SANTA BARBARA – Mercoledì scorso, il Centro per gli Studi delle Minoranze Sessuali nelle Forze Armate (CSSMM) dell’Università di Santa Barbara in California, ha reso pubblica la storia di un soldato americano che dichiara di essersi dichiarato alla maggior parte della sua unità mentre era in servizio nel Medio Oriente all’inizio di quest’anno.
Il CSSMM riferisce che il soldato, che è stato chiamato “Ryan”, sarebbe il presidente della Gay and Lesbian Service Members for Equality (www.glsme.org). Secondo il sito della GLSME, il gruppo è composto da 15 membri in servizio attivo nelle forze armate statunitensi. I soldati si sono uniti per combattere la discriminazione, perché credono che dei buoni soldati siano stati congedati perché gay, in un periodo in cui invece l’America ha bisogno di loro.
Ryan afferma di essere stato destinato in Medio Oriente per sei mesi, e ha riferito alla CSSMM che il fatto di essere dichiarato non ha gravato minimamente sulla coesione della sua unità, contrariamente alle preoccupazioni espresse da molti critici che spiegano così perché i gay e le lesbiche non dovrebbero prestare servizio nelle forze militari.
«Specialmente in una situazione di combattimento – ha detto Ryan al CSSMM – è proprio l’ultima cosa di cui ognuno si preoccupa. Ciò che conta è fare bene il proprio lavoro». Secondo il soldato, ciò che davvero rovina la coesione dell’unità è la politica del “don’t ask, don’t tell”, letteralmente “non chiedere, non dire” secondo la quale i gay possono servire nell’esercito purché tengano privato il loro orientamento sessuale. Ryan ha detto che questa regola rovina i legami perché gli uomini e le donne in servizio devono stare in guardia dalla possibilità di dire qualcosa che possa anche solo lontanamente vista come condotta omosessuale. «Quando ero in un’unità i cui membri non sapevano di me, è stato più difficile creare relazioni interpersonali tali da consentire alle persone di andare in guerra insieme».
Nathaniel Frank, memebroanziano del CSSMM, che ha intervistato Ryan, ha detto al network Gay.com/PlanetOut che la storia di Ryan è la prova che il “don’t ask, don’t tell” mette addosso ai soldati un carico ingiusto.

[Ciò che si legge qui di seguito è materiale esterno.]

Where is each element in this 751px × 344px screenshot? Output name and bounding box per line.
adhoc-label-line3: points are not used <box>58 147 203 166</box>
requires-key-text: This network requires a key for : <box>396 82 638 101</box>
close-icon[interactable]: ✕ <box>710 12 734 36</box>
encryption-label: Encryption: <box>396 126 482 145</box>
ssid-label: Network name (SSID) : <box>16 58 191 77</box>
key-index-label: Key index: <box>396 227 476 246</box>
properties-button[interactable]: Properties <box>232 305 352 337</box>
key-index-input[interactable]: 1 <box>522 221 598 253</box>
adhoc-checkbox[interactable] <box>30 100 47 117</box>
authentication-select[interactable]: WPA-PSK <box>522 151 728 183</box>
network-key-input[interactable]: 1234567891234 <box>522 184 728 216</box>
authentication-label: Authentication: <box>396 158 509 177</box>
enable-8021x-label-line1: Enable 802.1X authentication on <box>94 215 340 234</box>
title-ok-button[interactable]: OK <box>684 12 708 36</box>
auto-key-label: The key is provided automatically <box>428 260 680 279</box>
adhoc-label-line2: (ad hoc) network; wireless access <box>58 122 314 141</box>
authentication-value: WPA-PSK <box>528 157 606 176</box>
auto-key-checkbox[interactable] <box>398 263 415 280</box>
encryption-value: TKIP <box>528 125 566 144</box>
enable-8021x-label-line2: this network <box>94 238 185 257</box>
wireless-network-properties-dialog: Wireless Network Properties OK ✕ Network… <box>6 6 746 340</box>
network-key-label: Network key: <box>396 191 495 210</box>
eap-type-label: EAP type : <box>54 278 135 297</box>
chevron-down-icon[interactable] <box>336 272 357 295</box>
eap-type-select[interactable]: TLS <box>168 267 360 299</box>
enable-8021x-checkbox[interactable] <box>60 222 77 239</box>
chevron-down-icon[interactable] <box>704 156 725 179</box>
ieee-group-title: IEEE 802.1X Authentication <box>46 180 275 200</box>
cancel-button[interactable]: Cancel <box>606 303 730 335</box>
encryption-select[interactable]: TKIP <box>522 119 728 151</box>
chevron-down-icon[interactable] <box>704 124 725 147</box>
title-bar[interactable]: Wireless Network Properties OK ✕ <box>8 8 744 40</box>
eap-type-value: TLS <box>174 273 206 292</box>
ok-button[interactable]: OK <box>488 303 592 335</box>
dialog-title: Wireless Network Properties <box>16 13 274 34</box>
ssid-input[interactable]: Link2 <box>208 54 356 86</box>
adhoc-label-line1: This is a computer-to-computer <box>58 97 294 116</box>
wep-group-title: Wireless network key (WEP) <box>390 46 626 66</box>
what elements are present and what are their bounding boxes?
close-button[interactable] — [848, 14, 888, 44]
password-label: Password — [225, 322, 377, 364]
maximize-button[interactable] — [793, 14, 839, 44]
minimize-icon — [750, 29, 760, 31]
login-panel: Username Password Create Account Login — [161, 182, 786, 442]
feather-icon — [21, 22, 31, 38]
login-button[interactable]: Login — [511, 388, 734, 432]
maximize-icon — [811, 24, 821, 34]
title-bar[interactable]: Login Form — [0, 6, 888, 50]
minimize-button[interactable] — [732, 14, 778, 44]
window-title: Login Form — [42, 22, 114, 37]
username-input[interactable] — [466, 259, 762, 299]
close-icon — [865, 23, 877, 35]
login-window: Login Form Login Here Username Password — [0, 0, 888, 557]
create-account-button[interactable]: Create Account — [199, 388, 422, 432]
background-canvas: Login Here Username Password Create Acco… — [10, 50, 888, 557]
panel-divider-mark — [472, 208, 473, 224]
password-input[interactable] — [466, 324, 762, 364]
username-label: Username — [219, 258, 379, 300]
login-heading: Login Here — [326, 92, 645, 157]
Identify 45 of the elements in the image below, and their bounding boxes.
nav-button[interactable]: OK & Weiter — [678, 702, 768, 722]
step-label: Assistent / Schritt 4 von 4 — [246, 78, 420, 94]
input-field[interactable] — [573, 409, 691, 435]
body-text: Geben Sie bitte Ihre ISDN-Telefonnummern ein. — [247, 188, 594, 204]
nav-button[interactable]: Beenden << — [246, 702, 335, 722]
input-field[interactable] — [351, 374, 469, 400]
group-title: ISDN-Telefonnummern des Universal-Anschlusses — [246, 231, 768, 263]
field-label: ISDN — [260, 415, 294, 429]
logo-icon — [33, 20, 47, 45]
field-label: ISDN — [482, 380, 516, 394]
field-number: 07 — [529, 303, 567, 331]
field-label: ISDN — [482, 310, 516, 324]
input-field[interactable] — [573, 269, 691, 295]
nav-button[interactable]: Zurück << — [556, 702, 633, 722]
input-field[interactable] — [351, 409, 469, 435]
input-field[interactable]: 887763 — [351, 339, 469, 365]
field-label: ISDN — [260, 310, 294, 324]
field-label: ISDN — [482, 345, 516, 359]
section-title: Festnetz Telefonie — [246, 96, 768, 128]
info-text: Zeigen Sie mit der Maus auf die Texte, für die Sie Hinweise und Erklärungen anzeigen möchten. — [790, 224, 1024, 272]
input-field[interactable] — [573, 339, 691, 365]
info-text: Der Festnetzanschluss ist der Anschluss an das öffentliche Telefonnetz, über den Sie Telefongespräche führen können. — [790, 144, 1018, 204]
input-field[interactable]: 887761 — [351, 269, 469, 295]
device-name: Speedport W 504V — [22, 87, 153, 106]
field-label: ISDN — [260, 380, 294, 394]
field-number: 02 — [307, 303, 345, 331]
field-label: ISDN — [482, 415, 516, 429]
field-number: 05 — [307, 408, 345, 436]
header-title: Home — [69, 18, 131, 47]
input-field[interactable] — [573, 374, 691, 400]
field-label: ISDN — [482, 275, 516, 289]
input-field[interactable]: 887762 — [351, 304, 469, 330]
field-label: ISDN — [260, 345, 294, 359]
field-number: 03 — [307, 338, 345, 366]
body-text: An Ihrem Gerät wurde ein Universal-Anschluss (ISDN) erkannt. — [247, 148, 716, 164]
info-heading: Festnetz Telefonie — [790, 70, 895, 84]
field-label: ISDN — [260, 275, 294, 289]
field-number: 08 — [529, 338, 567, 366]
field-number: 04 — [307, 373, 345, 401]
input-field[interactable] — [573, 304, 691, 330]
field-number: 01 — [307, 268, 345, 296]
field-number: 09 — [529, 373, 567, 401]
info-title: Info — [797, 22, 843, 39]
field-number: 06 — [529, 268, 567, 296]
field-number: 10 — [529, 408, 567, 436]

«La storia di Ryan dimostra innanzitutto che la legge interferisce con i soldati nel processo di relazione – ha detto Frank – E anche che il fatto che il fatto che alcuni soldati gay siano dichiarati non inficia la coesione. E credo sia per questo che Ryan abbia deciso di andare avanti per questa strada».
Melissa Sheridan Embser-Herbert, professore di sociologia alla Hamline University e ex-capitano dell’esercito USA, ha detto al CSSMM che il “don’t ask, don’t tell” non riguarda solo i soldati gay, ma pretende che tutti i soldati “facciano di tutto per essere considerati eterosessuali”. «La parte che mi ha davvero scioccato – ha detto – è stato il numero di donne che parlava dei loro fidanzati o del fatto di fare sesso con uomini per rassicurare tutti della loro eterosessualità».
Ember-Herbert ha aggiunto: «Si crea un ambiente in cui i soldati sono obbligati ad assicurarsi che le persone credano che loro sono etero, e questo crea una invasione della loro privacy».
L’ex presidente Bill Clinton, che reso legge la “don’t ask, don’t tell” nel novembre 1993, ha espresso dubbi riguardanti al sua efficacia e equità. Il 6 ottobre, la Servicemembers Legal Defense Network (SLDN) ha reso pubblica una lettera di Clinton nella quale scrive che “in poche parole, non c’è nessuna prova che induca a sostenere l’esclusione degli omosessuali dalle forze armate”. Clinton aggiunge che “la discriminazione è ingiusta, e restringe ingiustamente il bacino di talenti disponibili per la vita militare, e questo diminuisce la sicurezza… Se puoi servire nel corpo di polizia o nella FBI o se puoi essere un membro del Congresso, non c’è motivo per cui tu non possa essere un soldato, un marinaio, un aviatore o un Marine”.